The wonder is that it took so long.
Mr Murdoch, of course, continues to deny all knowledge of the phone-hacking scandal that continues to cash a long shadow over his father's media empire. But in that case the fundamental question for BSkyB is still this: if Mr Murdoch was unable to see what was going on as an executive in command of the family newspaper business, then how can he be trusted to oversee the corporate governance of a FTSE 100 company? The fact that they are very different businesses is immaterial.
Perhaps the waters were muddied by the limp reaction to the scandal by some of those independent shareholders. One might wonder what it would take for the likes of Scottish Widows Investment Partnership and M&G, both of whom voted in Mr Murdoch's favour at the company's November AGM, to reject a chairman's reappointment.

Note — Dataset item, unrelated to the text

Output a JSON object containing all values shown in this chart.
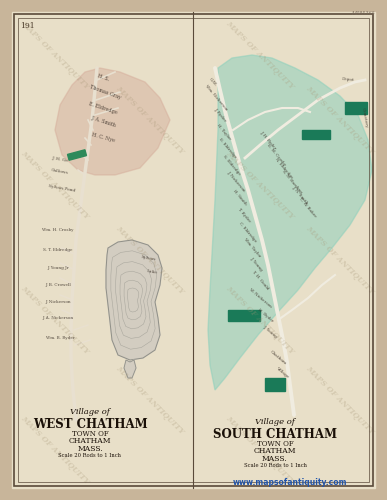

Similar problems will crop up again and again while fund managers like them continue to shirk their responsibilities to the people who put money in their charge – and who pay their fees.
In the meantime, BSkyB is still left facing some difficult questions.
Mr Murdoch will be succeeded by the company's senior independent director, Nicholas Ferguson, who will be the first non-Murdoch family member in the role.
The company will be hoping that he will be sufficiently reassuring to get the more vocal critics among the group's independent shareholders to shut up for a while. He, as the senior independent director, is after all the person whose ears they have been bending.
However, the question mark hanging over him, and indeed the other independent directors, is why they didn't suggest, forcefully, that Mr Murdoch step aside much earlier in BSkyB's own interests. Given his connections to the business – and he once ran it rather successfully in addition to it being one of the jewels in the family's crown – it was always going to be difficult for Mr Murdoch to act on his own.
Another related problem that won't go away is that Mr Murdoch will remain a director of the company. The impression this gives is that he is being left in situ so that he can take his place at the head of the boardroom table when the fuss has all died down.
For the company's own good, that's an impression which needs to be corrected.